一時限目の講義を終えた後、柳は椿に小声で話しかけた。
朝に受けたショックは既に消えてしまったのか、引きずっている様子は全くない。立ち直りが早いと言うか、鳥頭と言うか、もういつのも元気いっぱいの柳に戻っている。

昨日、二人でオフィーリアの断罪回避を決めてから、柳は既に諜報活動と銘打って周りに聞き込みを始めていた。

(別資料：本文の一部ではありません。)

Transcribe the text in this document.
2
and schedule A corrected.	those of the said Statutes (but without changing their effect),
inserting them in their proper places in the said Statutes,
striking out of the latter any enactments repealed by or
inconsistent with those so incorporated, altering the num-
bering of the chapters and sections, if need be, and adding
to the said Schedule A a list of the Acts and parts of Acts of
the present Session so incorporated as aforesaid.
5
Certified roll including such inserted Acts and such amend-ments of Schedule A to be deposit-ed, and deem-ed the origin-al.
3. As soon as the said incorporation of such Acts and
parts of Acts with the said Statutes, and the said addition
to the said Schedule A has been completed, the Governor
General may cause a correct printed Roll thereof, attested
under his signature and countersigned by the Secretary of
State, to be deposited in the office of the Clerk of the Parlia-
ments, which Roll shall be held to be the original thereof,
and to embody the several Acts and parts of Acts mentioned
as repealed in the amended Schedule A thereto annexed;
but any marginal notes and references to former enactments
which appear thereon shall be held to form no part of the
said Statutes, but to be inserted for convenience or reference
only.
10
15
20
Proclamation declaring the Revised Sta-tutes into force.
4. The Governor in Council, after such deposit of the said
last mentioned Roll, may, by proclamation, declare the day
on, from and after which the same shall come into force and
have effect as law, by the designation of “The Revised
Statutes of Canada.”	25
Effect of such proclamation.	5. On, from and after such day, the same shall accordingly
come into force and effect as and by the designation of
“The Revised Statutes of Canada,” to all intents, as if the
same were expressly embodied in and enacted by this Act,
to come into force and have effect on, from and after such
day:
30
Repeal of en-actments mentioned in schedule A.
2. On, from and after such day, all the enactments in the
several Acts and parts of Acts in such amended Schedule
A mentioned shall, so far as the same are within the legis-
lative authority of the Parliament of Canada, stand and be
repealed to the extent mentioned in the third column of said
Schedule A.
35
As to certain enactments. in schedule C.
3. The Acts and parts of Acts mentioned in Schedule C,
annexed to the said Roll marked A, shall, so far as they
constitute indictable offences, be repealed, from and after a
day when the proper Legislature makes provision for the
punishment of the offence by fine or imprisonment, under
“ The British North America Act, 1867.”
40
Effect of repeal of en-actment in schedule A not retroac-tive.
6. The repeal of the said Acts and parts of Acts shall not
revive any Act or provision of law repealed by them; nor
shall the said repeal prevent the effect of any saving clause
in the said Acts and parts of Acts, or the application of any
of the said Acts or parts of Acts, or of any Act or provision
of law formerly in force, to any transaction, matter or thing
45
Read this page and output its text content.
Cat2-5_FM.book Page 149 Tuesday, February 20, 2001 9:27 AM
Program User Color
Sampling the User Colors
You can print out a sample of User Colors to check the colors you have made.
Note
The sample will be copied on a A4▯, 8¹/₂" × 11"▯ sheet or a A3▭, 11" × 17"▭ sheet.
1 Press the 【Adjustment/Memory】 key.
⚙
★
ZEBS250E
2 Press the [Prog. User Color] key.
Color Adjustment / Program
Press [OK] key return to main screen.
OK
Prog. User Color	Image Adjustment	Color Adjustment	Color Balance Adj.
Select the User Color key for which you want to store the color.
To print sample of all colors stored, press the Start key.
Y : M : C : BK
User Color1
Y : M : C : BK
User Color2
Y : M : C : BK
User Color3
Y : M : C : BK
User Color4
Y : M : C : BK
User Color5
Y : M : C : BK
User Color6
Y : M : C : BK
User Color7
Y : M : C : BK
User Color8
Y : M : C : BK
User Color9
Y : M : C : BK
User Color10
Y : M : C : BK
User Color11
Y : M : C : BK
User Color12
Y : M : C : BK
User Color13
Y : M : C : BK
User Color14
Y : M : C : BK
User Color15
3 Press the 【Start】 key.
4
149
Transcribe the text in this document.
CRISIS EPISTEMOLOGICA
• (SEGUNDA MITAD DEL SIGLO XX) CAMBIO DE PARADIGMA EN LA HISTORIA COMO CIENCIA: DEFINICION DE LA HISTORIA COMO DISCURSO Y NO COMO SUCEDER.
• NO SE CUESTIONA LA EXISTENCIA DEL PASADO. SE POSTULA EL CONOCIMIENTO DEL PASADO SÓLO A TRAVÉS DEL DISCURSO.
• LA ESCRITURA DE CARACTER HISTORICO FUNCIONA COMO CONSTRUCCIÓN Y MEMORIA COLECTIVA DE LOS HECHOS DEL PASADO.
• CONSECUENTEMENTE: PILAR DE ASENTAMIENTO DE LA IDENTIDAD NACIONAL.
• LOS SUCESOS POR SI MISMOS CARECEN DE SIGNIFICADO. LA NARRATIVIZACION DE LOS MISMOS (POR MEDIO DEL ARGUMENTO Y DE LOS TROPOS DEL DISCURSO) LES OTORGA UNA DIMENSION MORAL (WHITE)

「あ、は、はい・・・。えっと、や、山田も何かお手伝いを・・・」

やる気に満ちている柳とは真逆に椿は不安そうに眉毛を下げている。席を立った柳を情けない顔で見上げた。

「いーって、山田は。下手に動くな」

昨日もそうやって止められた。そう言われても、柳にばかり負担を掛けることに自責の念に駆られる。
そんな困惑気味な顔の椿に、柳はそっと顔を近づけた。

「いいか? 俺が傍にいない間、一人っきりになるなよ? 誰にも隙を見せるな。ぼっち好きの山田には酷かもしれねーけど、我慢しろよ?」

真顔で忠告され、椿は頷くしかなかった。

「じゃあな」

そう言うと、軽く手を振り、一人教室から出て行ってしまった。

柳がオフィーリアから離れた途端、示し合わせたかのようにオフィーリア・ガールズが椿のもとにやって来た。

「オフィーリア様、ごきげんよう」
「ふふふ、今日もセオドア様と仲がよろしいわね、羨ましいですわ」

「お、お、おは・・ようございますっ・・・」

椿はしどろもどろに彼女たちに挨拶をした。

「オフィーリア様、今日お召しになっているおリボンって、先日、一緒にお買い物に行った時に買った物ですわね! やっぱり可愛いわ、わたくしも買えばよかった!」
「本当、可愛いわ。でも、アニー様が今付けている髪飾りも素敵ですわよ? 婚約者からのプレゼントなのでしょう?」
「まあ、ありがとう。ふふふ、気に入ってますの」
「センスのある殿方で羨ましいわぁ、わたくしの婚約者はどうもセンスがイマイチで・・・」
「あらら、クラリス様ったら、そんなことおっしゃって。プレゼントを頂いた時、いつも嬉しそうなお顔をしているのを知ってますのよ?」

目の前で繰り広げられるガールズトークに、椿はハラハラドキドキが止まらない。いつ自分に話が振られるか、気が気でない。オフィーリアらしく優雅に振舞える自信が全くない。

(が、頑張れ、私! 大丈夫! みんな良い人達だから!!)

柳にだけに負担を強いるわけにいかないのだ。自分も頑張らなければ!

椿は己に言い聞かせ、必死にガールズトークに耳を傾けた。